O POVO francês pode dizer o que se queira de seu presidente da República, Sarkozy: arrogante, mentiroso, vulgar, exibicionista, como o descreveu o correspondente da AGÊNCIA ESTADO em Paris, o colega jornalista Gilles Lapouge. Mas, justiça se lhe faça, ele agiu de acordo com as suas responsabilidades ao propor a reforma da legislação previdenciária, ao conseguir que fosse aprovada na Câmara dos Deputados e no Senado Federal - e, sobretudo, ao não ceder às pressões das claques das ruas.
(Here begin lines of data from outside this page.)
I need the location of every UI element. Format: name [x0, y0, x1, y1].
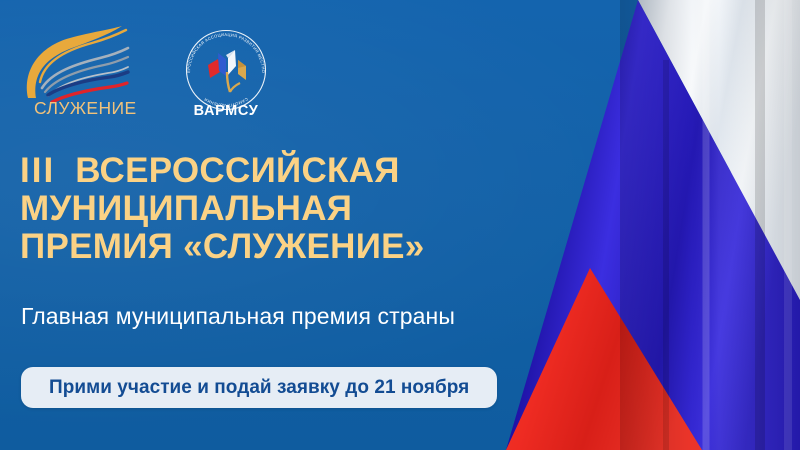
sluzhenie-swoosh-icon — [27, 26, 128, 102]
varmsu-flower-icon — [208, 50, 246, 92]
sluzhenie-logo-svg: СЛУЖЕНИЕ — [18, 22, 136, 116]
subtitle: Главная муниципальная премия страны — [21, 303, 455, 330]
varmsu-wordmark: ВАРМСУ — [194, 103, 259, 118]
sluzhenie-wordmark: СЛУЖЕНИЕ — [34, 98, 136, 116]
logo-varmsu[interactable]: ВСЕРОССИЙСКАЯ АССОЦИАЦИЯ РАЗВИТИЯ МЕСТНО… — [178, 22, 274, 123]
headline-line-1: III ВСЕРОССИЙСКАЯ — [20, 152, 560, 190]
apply-cta-label: Прими участие и подай заявку до 21 ноябр… — [49, 377, 469, 399]
headline-roman-numeral: III — [20, 151, 55, 190]
apply-cta-button[interactable]: Прими участие и подай заявку до 21 ноябр… — [21, 367, 497, 408]
headline-line-2: МУНИЦИПАЛЬНАЯ — [20, 190, 560, 228]
varmsu-logo-svg: ВСЕРОССИЙСКАЯ АССОЦИАЦИЯ РАЗВИТИЯ МЕСТНО… — [178, 22, 274, 118]
headline-line-3: ПРЕМИЯ «СЛУЖЕНИЕ» — [20, 228, 560, 266]
logo-row: СЛУЖЕНИЕ ВСЕРОССИЙСКАЯ АССОЦИАЦИЯ РАЗВИТ… — [18, 22, 274, 123]
page-title: III ВСЕРОССИЙСКАЯ МУНИЦИПАЛЬНАЯ ПРЕМИЯ «… — [20, 152, 560, 266]
headline-line-1-text: ВСЕРОССИЙСКАЯ — [75, 151, 400, 190]
promo-banner: СЛУЖЕНИЕ ВСЕРОССИЙСКАЯ АССОЦИАЦИЯ РАЗВИТ… — [0, 0, 800, 450]
flag-drape-shading — [620, 0, 800, 450]
logo-sluzhenie[interactable]: СЛУЖЕНИЕ — [18, 22, 136, 121]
O que não deixa de ser notável quando se tem em conta que 73% da população defende a retirada do projeto e 69% apoiam os protestos que a medida desencadeou. "Essa reforma é essencial", reiterou Sarkozy, numa reunião com líderes estrangeiros em Dauville, nesta Segunda-feira, 08. "A França está comprometida a fazê-la e levá-la adiante". De seu lado, o primeiro-ministro François Fillon descartou sumariamente a possibilidade de suspensão da nova lei. A expectativa do governo é que com a nova legislação as contas do sistema previdenciário francês voltarão a fechar em 2018.
A IRONIA é que, a julgar pela virulência do movimento antirreformista, a França parece ser o primeiro país europeu a modificar as regras da aposentadoria. Na verdade, foi precedida pela Alemanha, que elevou o patamar de acesso à jubilação de 65 para 67 anos, e pelo Reino Unido da Grã-Bretanha, Itália e Portugal (para 68 anos, porém de forma escalonada). A Suécia, sinônimo de Estado do Bem-Estar Social, simplesmente extinguiu a aposentadoria compulsória a partir de certa idade. Já o Partido Socialista Francês promete revogar a reforma de Sarkozy, caso retome o poder nas eleições nacionais de 2012. Para muitos franceses, benefícios sociais são "imexíveis", tenha ou não o Estado os recursos para provê-los.